Reviewers of all people should understand this, and maybe educate their audiences instead of making funny videos in search of clicks.

The advantage of the PC is its flexibility. I don't really get the '1080p' classification of $400-$500 cards, especially in 2023. If you want to lower your settings (often a waste at Ultra anyways), use reconstruction, or accept lower framerates - and something like a 40fps mode is far more viable on the PC since you can force it in every game - that's an advantage of the platform. However if that means that your 8GB of vram is starved when doing that, then there can be cases where your $400 card isn't even as flexible as some console games with their resolution modes. I think that's...bad. That should not happen for a $400 GPU 2 years into a console generation.
Why shouldn't it happen? Expectations are one thing, reality is the other. Us wanting something to happen doesn't mean that it will happen or even can happen.

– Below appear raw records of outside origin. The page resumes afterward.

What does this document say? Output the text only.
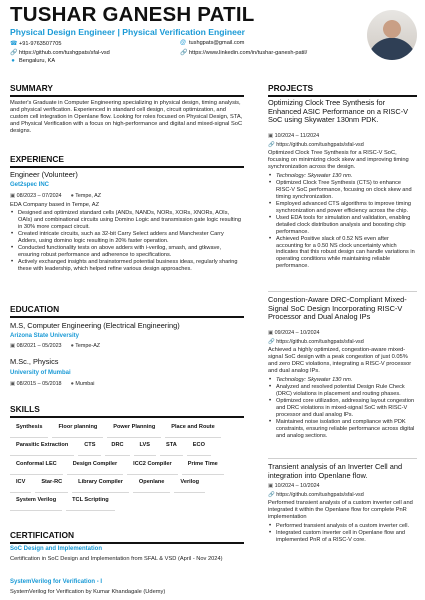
TUSHAR GANESH PATIL
Physical Design Engineer | Physical Verification Engineer
☎ +91-9763507705	@ tushgpats@gmail.com
🔗 https://github.com/tushgpats/sfal-vsd	🔗 https://www.linkedin.com/in/tushar-ganesh-patil/
● Bengaluru, KA
SUMMARY
Master's Graduate in Computer Engineering specializing in physical design, timing analysis, and physical verification. Experienced in standard cell design, circuit optimization, and custom cell integration in Openlane flow. Looking for roles focused on Physical Design, STA, and Physical Verification with a focus on high-performance and digital and mixed-signal SoC designs.
EXPERIENCE
Engineer (Volunteer)
Get2spec INC
▣ 08/2023 – 07/2024 ● Tempe, AZ
EDA Company based in Tempe, AZ
• Designed and optimized standard cells (ANDs, NANDs, NORs, XORs, XNORs, AOIs, OAIs) and combinational circuits using Domino Logic and transmission gate logic resulting in 30% more compact circuit.
• Created intricate circuits, such as 32-bit Carry Select adders and Manchester Carry Adders, using domino logic resulting in 20% faster operation.
• Conducted functionality tests on above adders with i-verilog, smash, and gtkwave, ensuring robust performance and adherence to specifications.
• Actively exchanged insights and brainstormed potential business ideas, regularly sharing these with leadership, which helped refine various design approaches.
EDUCATION
M.S, Computer Engineering (Electrical Engineering)
Arizona State University
▣ 08/2021 – 05/2023 ● Tempe-AZ
M.Sc., Physics
University of Mumbai
▣ 08/2015 – 05/2018 ● Mumbai
SKILLS
Synthesis	Floor planning	Power Planning	Place and Route
Parasitic Extraction	CTS	DRC	LVS	STA	ECO
Conformal LEC	Design Compiler	ICC2 Compiler	Prime Time
ICV	Star-RC	Library Compiler	Openlane	Verilog
System Verilog	TCL Scripting
CERTIFICATION
SoC Design and Implementation
Certification in SoC Design and Implementation from SFAL & VSD (April - Nov 2024)
SystemVerilog for Verification - I
SystemVerilog for Verification by Kumar Khandagale (Udemy)
PROJECTS
Optimizing Clock Tree Synthesis for Enhanced ASIC Performance on a RISC-V SoC using Skywater 130nm PDK.
▣ 10/2024 – 11/2024
🔗 https://github.com/tushgpats/sfal-vsd
Optimized Clock Tree Synthesis for a RISC-V SoC, focusing on minimizing clock skew and improving timing synchronization across the design.
• Technology: Skywater 130 nm.
• Optimized Clock Tree Synthesis (CTS) to enhance RISC-V SoC performance, focusing on clock skew and timing synchronization.
• Employed advanced CTS algorithms to improve timing synchronization and power efficiency across the chip.
• Used EDA tools for simulation and validation, enabling detailed clock distribution analysis and boosting chip performance.
• Achieved Positive slack of 0.52 NS even after accounting for a 0.50 NS clock uncertainty which indicates that this robust design can handle variations in operating conditions while maintaining reliable performance.
Congestion-Aware DRC-Compliant Mixed-Signal SoC Design Incorporating RISC-V Processor and Dual Analog IPs
▣ 09/2024 – 10/2024
🔗 https://github.com/tushgpats/sfal-vsd
Achieved a highly optimized, congestion-aware mixed-signal SoC design with a peak congestion of just 0.05% and zero DRC violations, integrating a RISC-V processor and dual analog IPs.
• Technology: Skywater 130 nm.
• Analyzed and resolved potential Design Rule Check (DRC) violations in placement and routing phases.
• Optimized core utilization, addressing layout congestion and DRC violations in mixed-signal SoC with RISC-V processor and dual analog IPs.
• Maintained noise isolation and compliance with PDK constraints, ensuring reliable performance across digital and analog sections.
Transient analysis of an Inverter Cell and integration into Openlane flow.
▣ 10/2024 – 10/2024
🔗 https://github.com/tushgpats/sfal-vsd
Performed transient analysis of a custom inverter cell and integrated it within the Openlane flow for complete PnR implementation
• Performed transient analysis of a custom inverter cell.
• Integrated custom inverter cell in Openlane flow and implemented PnR of a RISC-V core.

The 16GB model will be an interesting one to look at during its lifetime. There are already games where it won't be fast enough to run 1440p+RT despite all its VRAM. It's impossible to tell if the number of such titles will increase or not in the future.
 
I don't know what you're expecting for a review. If it's a poor value and an extremely poor generational uplift, it should be reviewed as such.

The heightened degree of criticism here is also partly due to seeing the writing on the wall wrt vram amounts and recent games. It's not just that this product is poor value now, it's that it may become a disastrous value in the coming years. That's the concern.

Like I said, I don't have any issues with the conclusions of the review. What I find weird is the tone. Like most professional product reviews you'll find people just go through the details about what they liked and didn't. They PC review space has a level of emotional investment that I find off putting in general. To me it comes across as a bit unprofessional.
 
Like I said, I don't have any issues with the conclusions of the review. What I find weird is the tone. Like most professional product reviews you'll find people just go through the details about what they liked and didn't. They PC review space has a level of emotional investment that I find off putting in general. To me it comes across as a bit unprofessional.

While not speaking of you specifically, I find the emotional investment people have to their favourite products to be pretty off putting as well.

It's pretty clear to me that the specific umbrage at say, the occasional snark from Gamers Nexus from some people here is in no small part due to the particular vendor they're slamming at the moment.

I personally don't want reviews of gaming hardware to be actuarial tables and don't think a reviewer is 'unprofessional' because they don't take a corporation's marketing at face value.